Wong began with by describing his experience as a student who, despite a supportive family and stellar academic performance, experienced depression and didn’t know why he was working so hard. He believes that students need a purpose. They must be able to make a positive contribution. And of course to do that they have to believe that they can, that they are capable and be allowed to have some autonomy and take more responsibility for their own lives. Wong’s five steps to happiness are:
- Decide to run your own race
- Decide what kind of race you want to run
- Start running and stay on track
- Keep running despite your fears
- Stay motivated and stay strong.
Dweck’s theory of fixed and growth mind-sets provides the science that supports Wong’s beliefs. Dweck’s research has shown that students and adults with a fixed mind-set believe they are what they are; they have talents and intelligence that define—actually limit—what they can be and do. Students with a fixed mind-set worry that they won’t be good enough or smart enough.
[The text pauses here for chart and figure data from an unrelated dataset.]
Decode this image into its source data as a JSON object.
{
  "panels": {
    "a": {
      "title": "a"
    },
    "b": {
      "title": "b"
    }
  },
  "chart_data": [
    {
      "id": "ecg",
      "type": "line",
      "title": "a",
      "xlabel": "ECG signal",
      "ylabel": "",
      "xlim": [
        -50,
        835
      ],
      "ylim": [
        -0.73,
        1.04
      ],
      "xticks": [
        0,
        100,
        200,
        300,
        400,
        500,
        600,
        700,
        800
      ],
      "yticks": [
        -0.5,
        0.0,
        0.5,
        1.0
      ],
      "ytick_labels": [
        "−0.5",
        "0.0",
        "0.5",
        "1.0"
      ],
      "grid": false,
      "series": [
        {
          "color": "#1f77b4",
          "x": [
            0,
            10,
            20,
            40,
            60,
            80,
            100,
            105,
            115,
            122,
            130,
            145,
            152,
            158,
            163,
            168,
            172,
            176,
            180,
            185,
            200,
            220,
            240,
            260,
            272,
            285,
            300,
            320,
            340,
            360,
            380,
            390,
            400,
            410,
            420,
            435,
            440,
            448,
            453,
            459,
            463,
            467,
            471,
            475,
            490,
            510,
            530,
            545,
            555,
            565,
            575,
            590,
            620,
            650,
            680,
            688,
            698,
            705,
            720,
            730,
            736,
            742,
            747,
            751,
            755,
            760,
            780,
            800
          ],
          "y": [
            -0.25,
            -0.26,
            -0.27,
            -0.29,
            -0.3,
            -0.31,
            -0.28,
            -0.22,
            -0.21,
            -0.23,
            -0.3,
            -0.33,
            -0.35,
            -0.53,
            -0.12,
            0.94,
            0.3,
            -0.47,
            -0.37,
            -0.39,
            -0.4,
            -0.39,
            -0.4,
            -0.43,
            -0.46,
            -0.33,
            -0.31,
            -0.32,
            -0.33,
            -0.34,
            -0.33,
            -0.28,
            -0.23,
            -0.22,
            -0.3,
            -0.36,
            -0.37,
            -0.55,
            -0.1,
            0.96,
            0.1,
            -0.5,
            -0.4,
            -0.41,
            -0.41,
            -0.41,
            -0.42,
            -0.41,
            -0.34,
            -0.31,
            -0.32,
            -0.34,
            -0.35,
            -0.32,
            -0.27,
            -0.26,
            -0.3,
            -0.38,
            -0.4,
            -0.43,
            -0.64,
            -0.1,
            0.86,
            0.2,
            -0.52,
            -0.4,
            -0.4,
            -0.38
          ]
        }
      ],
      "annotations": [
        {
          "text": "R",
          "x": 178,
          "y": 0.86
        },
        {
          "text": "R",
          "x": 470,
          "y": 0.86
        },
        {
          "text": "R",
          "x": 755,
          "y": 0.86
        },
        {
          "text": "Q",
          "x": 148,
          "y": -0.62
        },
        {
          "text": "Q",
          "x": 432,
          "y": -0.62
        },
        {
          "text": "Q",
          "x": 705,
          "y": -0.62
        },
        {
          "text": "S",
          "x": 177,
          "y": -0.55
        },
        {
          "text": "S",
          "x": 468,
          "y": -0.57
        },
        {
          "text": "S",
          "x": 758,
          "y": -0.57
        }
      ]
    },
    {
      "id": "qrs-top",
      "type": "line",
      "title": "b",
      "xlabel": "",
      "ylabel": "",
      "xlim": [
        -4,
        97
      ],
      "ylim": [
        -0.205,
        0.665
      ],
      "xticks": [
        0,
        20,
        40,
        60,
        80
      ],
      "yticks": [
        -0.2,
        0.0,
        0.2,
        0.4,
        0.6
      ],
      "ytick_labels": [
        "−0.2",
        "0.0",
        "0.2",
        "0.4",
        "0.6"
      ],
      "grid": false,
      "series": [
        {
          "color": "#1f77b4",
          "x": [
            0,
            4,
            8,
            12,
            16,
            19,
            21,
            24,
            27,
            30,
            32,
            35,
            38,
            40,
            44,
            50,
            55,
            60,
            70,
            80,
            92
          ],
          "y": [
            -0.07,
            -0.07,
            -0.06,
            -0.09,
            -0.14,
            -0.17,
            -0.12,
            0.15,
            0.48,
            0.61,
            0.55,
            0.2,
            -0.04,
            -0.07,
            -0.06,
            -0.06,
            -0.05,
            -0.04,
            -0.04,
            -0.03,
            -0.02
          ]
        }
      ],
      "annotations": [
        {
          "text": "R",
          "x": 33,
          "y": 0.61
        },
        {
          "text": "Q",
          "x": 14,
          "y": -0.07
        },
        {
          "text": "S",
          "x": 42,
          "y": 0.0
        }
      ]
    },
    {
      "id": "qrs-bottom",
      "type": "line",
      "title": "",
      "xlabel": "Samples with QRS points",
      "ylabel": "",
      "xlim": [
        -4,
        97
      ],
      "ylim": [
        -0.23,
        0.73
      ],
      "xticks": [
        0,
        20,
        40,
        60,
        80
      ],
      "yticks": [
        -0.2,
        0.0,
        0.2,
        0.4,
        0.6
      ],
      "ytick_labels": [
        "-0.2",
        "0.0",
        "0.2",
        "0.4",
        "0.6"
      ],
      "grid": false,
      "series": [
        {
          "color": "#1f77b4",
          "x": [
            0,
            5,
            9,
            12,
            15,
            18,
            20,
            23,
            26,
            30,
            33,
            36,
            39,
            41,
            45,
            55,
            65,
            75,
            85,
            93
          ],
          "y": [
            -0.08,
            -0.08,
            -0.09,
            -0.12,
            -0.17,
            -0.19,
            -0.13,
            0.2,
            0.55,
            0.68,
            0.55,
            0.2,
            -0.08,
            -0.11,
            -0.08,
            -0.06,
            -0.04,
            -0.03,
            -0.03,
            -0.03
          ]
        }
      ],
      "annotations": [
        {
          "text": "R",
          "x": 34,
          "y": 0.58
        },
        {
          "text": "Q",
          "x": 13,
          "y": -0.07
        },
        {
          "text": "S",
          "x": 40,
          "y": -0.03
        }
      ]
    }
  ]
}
Conversely, students with a growth mind-set believe that they can overcome challenges, that they can learn, and that working hard makes a difference. Fortunately, the growth mind-set can be taught at any age. Principals and teachers can help with the way they offer praise. Don’t praise intelligence, Dweck advises, praise process, effort, and perseverance. Praise the struggle. Ask, who had a fabulous struggle today? Acknowledge the power of the word “yet.” Saying “I haven’t learned or mastered that yet” puts you in a growth mindset.
When asked how parents can help or hinder a growth mind-set or student’s happiness in having a purpose, Wong explained the difference between wanting what’s best for your child and wanting what’s good for your child. Parents may believe that what’s good for their child is protecting them, helping them avoid disappointment, ensuring that they succeed and avoid failure. But what’s best for their child is probably plenty of struggle and disappointment that they can overcome and learn from, fostering feelings of self-efficacy and competence.
Dweck agreed and suggested that schools encourage teachers and involve parents to teach them about a growth mind-set so that they understand how the brain works and that it’s OK to struggle or even fail if it leads to learning how to overcome obstacles and persevere to succeed. For example, you can ask teachers whether they think teaching ability is something they have or something that can be taught? What was your biggest failure as a teacher? Was it a learning experience or turning point? Or was it someone else’s fault. Do they believe students can learn and reach out to find ways to make that happen? Stress that students are not fixed. Character is not fixed.
Wong and Dweck agreed that if we want students to love learning, parents, principals, and teachers must share their own love of learning and what they are passionate about. Students know that adults work hard and can see the material things, but they also see the stress and unhappiness. Make it a priority to share the intrinsic value of hard work and ongoing learning.
Dweck ended with a challenge for when everyone returned to their schools. What is one thing you can do at your school on your first day back that will make students or teachers happier or enhance their growth mind-set? Share it on #nassp14.